Пожалуй, ни одно животное не платит человеку такой преданностью, как собака. Для нее одно уже существование хозяина — большая радость. Никто так доверчиво и самозабвенно не служит человеку. Только надо быть достойным этого доверия.

Собаки-санитары, собаки-сторожа, собаки-охотники… И просто добрый домашний пес, преданный тебе до последнего вздоха.

Она была бездомной. И по существующим человеческим законам ее надо было усыпить. Попросту говоря, убить. Знала ли она об этом? Пожалуй, знала. Иначе она не пряталась бы в лесу, подальше от людского глаза.

Скрыть свое присутствие в небольшом дачном лесу становилось с каждым днем все труднее и труднее. Вот уже недели две как в лесу с утра появились женщины, без умолку говорившие с детьми.
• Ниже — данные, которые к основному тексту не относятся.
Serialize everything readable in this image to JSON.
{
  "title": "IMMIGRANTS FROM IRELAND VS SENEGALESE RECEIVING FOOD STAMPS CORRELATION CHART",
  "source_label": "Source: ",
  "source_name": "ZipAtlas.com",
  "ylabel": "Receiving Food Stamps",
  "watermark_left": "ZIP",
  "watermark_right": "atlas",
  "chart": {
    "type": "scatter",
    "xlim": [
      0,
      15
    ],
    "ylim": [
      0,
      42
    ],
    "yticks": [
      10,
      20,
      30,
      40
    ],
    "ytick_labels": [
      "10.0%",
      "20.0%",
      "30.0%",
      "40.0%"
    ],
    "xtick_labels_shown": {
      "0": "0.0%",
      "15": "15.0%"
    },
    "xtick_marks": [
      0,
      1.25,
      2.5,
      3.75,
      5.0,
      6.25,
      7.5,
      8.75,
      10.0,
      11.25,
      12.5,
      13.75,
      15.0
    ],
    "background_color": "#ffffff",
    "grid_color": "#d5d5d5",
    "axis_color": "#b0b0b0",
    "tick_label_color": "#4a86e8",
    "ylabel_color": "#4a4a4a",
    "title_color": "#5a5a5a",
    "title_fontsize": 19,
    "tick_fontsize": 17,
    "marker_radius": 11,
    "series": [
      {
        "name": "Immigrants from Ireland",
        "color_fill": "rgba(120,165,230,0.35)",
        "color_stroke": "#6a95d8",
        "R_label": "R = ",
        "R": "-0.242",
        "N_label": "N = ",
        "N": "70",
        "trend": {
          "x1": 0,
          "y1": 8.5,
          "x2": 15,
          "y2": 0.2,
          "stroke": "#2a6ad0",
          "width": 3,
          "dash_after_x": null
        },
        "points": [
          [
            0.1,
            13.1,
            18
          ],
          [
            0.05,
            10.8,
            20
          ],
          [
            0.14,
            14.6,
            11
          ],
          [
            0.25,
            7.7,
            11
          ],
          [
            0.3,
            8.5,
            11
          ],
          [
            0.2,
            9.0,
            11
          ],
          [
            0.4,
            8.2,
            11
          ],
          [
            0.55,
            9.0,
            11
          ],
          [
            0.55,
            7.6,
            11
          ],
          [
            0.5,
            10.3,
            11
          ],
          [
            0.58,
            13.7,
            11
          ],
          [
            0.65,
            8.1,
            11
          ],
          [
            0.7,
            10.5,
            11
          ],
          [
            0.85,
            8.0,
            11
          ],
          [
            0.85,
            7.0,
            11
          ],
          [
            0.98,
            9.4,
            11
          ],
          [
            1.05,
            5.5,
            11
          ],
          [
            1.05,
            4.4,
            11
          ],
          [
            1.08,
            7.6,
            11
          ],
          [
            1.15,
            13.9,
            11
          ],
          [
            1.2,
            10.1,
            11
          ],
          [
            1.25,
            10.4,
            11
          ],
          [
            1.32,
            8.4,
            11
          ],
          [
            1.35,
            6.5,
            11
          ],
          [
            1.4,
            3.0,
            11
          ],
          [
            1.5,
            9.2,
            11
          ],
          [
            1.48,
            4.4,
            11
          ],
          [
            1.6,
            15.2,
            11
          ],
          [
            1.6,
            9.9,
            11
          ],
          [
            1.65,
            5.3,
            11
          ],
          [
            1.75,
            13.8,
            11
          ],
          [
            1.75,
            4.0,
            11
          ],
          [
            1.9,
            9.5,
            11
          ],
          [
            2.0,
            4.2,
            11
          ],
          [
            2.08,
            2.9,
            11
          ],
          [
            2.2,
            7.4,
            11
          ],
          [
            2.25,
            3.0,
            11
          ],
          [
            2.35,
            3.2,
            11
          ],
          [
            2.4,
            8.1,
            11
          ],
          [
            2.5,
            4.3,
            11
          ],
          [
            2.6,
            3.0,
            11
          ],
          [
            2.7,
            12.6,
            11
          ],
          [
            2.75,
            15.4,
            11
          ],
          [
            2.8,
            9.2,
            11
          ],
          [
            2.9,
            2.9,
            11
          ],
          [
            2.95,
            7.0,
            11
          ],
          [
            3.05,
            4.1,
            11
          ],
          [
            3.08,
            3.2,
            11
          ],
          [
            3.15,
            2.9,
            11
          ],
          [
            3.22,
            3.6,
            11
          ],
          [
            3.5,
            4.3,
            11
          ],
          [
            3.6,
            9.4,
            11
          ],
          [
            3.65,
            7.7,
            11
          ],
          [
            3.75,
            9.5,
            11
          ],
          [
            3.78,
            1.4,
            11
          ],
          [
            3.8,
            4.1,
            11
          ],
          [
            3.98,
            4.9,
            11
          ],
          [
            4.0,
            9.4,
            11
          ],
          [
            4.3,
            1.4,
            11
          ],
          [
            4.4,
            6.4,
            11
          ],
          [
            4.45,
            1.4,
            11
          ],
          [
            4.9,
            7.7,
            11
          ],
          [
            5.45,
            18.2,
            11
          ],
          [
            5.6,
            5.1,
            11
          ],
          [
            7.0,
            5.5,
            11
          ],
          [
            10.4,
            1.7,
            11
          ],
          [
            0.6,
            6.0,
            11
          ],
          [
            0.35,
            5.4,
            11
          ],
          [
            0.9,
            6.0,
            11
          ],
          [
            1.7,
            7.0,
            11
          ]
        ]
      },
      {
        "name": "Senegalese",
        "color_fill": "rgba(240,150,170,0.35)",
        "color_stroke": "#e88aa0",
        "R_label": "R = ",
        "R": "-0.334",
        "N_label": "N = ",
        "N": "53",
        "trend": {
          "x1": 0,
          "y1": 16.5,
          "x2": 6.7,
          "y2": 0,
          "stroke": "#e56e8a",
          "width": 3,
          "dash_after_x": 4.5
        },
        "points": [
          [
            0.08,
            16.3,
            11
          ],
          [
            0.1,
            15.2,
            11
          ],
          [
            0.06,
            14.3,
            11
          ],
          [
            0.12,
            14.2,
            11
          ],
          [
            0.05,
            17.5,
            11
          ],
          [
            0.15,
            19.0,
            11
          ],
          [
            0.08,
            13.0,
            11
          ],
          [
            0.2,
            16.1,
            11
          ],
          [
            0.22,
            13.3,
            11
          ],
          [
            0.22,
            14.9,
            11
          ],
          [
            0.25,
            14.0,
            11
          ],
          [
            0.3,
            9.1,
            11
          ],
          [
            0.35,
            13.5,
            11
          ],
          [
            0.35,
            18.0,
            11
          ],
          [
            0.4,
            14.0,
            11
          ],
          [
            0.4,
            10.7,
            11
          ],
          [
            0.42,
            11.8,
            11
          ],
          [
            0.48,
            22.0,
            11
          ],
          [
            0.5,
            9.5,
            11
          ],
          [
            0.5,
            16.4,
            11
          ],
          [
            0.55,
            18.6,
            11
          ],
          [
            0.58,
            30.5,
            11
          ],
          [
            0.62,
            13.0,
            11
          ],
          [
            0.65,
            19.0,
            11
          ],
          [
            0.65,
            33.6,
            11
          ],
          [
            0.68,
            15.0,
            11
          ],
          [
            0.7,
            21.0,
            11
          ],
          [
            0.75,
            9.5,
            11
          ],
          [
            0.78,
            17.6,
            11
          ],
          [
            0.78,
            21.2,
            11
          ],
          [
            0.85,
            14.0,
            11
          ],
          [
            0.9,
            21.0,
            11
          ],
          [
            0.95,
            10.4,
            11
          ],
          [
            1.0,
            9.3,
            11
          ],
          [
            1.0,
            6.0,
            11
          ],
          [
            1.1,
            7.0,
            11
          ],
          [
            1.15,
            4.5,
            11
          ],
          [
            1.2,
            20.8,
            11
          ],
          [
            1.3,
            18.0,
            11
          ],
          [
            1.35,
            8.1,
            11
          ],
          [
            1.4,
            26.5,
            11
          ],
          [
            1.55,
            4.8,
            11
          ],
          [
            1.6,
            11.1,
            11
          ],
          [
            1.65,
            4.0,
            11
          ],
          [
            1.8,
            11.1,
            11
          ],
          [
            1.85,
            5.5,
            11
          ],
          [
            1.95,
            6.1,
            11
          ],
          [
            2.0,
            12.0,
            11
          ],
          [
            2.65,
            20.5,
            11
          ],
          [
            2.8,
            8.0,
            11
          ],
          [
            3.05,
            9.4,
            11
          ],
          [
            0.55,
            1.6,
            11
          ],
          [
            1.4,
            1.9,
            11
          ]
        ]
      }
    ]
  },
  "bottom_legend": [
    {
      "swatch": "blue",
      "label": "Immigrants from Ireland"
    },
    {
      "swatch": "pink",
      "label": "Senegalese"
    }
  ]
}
А дети шныряли по кустам не хуже гончих, и собаке от них не было спасения. Правда, она понимала, что вреда ей маленькие человечки не сделают. Но их родители? Женщины уже не раз, увидев огромную собаку, кричали на весь лес:

— Пошла вон!

— Пораспускали собак!

— Она же детей покусает!

А собака и не думала обижать детей. Даже наоборот — более озорные ребятишки сами кидали в нее палками, комьями земли. И тогда она показывала свои великолепные клыки, отчего ее черный нос делался морщинистым, точно щекотали его прутиком, и предупреждающе рычала. Обозвав ее «вредной», ребятишки без особого страха уходили к родителям.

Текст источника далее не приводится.